Une petite visite au rucher s'impose.
But : Vérifier que les colonies hivernent correctement et que rien ne les perturbes (branches tombées, toit envolé, vandalisme, ...)
Cela commence par un rapide coup d'oeil sur l'aspect général du rucher. Clôture en bonne état. Pas d'arbre couché.
Toutes les ruches sont là. Elles semblent en bonne état (pas d'attaque de pic). Les planches de vols sont propres : pas de déjections noirâtres (nosémose)
Passons au ruches.
Petit coup d'oeil sous la ruche, par l'arrière, pour vérifier la clarter du fond grillagé. Il est normalement chargé de quelques abeilles mortes. Si l'on ne voit pas la sortie à travers, c'est que le fond grillagé est jonché de cadavre d'abeille. La colonie à souffert.
Même s'il vaut mieux ne pas perturber les abeilles en hiver, je m'assure de la bonne santé d'une colonie en collant mon oreille sur une parois de la ruche que je veux sonder et je "toc" une seule et unique fois sur la ruche.
La réponse d'une colonie ne se fait pas attendre. Elle réagit instantanément par un court mais vigoureux bruissement. Si rien ne se passe, c'est que la colonie est en piteuse état, voire morte.
Il faut éviter d'abuser de cette méthode. Des "toc" répétitifs perturbent la grappe qui risque de se désagréger et provoquer la perte de la colonie.
Les ruches répondent prestement. La ruchette m'inquiète. Elle n'a pas réagit au "toc" et le fond grillagé est assez encombré.
Une fois le toit enlevé, je constate que les abeilles ont à peine touché au candi. La grappe n'était pas suffisamment importante pour se déplacer et aller chercher cette nourriture.L'ouverture de la ruche s'impose, même s'il fait particulièrement froid.

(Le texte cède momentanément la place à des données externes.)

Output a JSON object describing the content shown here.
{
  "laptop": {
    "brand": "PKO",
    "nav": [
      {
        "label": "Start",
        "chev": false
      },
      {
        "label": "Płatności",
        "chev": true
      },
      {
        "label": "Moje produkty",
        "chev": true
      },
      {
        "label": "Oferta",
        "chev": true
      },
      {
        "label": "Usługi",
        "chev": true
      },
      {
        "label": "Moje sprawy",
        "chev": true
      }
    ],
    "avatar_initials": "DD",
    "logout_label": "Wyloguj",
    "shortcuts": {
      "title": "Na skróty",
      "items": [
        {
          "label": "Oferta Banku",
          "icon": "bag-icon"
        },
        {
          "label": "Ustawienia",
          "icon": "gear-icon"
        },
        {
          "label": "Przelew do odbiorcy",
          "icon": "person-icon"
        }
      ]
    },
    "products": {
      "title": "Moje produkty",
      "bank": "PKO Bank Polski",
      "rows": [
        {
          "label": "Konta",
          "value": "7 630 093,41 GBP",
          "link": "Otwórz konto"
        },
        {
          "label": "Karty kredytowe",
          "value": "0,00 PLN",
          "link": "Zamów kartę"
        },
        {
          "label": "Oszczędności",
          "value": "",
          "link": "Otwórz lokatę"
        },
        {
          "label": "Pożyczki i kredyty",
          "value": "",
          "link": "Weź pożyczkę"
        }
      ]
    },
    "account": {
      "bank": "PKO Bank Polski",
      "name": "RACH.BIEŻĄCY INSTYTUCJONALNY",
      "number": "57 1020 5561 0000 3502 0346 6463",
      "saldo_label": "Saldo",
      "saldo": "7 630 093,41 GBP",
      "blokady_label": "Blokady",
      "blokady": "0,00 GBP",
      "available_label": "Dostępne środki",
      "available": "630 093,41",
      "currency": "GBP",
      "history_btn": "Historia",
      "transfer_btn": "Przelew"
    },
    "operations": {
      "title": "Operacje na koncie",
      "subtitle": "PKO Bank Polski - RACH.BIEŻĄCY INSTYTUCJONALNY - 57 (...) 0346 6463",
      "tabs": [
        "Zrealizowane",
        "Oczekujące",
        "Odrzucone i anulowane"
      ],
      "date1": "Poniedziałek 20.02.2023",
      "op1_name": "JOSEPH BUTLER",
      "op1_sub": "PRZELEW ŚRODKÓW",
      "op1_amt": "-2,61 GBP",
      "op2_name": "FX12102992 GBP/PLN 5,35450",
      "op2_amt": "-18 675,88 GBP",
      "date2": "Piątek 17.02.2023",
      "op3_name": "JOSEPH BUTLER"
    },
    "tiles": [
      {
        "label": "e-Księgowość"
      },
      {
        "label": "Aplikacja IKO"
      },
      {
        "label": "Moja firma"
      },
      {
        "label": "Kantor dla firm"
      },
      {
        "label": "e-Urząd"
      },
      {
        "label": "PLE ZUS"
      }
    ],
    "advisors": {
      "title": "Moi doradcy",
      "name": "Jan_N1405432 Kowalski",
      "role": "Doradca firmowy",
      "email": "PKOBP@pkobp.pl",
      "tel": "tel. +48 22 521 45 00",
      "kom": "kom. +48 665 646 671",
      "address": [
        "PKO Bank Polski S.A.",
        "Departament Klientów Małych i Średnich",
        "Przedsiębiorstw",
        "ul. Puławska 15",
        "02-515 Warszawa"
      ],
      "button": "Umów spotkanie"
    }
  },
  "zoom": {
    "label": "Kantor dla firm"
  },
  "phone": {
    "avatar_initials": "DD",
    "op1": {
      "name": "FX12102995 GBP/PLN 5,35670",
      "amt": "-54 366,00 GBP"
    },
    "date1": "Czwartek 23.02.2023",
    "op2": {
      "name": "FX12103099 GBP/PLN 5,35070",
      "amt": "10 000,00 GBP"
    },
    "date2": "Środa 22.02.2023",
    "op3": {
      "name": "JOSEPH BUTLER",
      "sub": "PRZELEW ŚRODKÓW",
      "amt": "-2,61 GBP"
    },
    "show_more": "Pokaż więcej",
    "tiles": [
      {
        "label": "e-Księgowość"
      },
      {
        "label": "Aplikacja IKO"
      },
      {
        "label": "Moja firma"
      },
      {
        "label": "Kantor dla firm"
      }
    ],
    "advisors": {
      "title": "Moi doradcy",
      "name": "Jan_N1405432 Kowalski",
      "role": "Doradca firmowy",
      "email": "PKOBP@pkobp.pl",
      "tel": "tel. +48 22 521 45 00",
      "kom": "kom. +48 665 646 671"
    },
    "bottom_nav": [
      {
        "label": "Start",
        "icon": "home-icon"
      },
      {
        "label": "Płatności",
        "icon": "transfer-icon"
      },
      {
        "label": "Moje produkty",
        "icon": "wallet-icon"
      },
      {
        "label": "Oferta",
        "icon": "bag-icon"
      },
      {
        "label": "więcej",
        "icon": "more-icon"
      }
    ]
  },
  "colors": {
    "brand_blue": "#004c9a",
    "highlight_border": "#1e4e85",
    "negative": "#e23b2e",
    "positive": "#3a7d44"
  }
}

L'ouverture de la ruche confirme mes doutes, la colonie est morte de faim et de froid. Il n'y a plus une seule goutte de miel dans les cadres. Nombre d'abeilles sont mortes, la tête enfoncée dans les alvéoles à la recherche des dernières traces de nourriture.
Le fond est emplie de cadavre. Il n'y a pas pas longtemps que cette ruchette est morte, les abeilles sont encore en bon état et n'émanent pas d'odeur de pourriture.
C'est la consternation.
Je ferme la ruchette et l'enlève du rucher, direction l'atelier pour démontage, nettoyage et désinfection.
Conclusion : les réserves de nourriture était insuffisantes pour l'hivernage et la grappe, même si elle a pu atteindre le candi, était voué à sa perte car trop petite. Cette ruchette aurait du être, au début de l'automne, rassemblée avec un autre rucher ou gaver de sirop. Mea culpa !
Par mesure de précaution, j'enlève délicatement le toit des autres ruches. Les abeilles consomment le candi et les ruches sont lourdes de provisions. Tout va bien !Je retournerai visiter le rucher fin mi-janvier pour vérifier les réserves de nourriture.
Allons mettre à jour le registre d'élevage et préparer le nettoyage de la ruchette.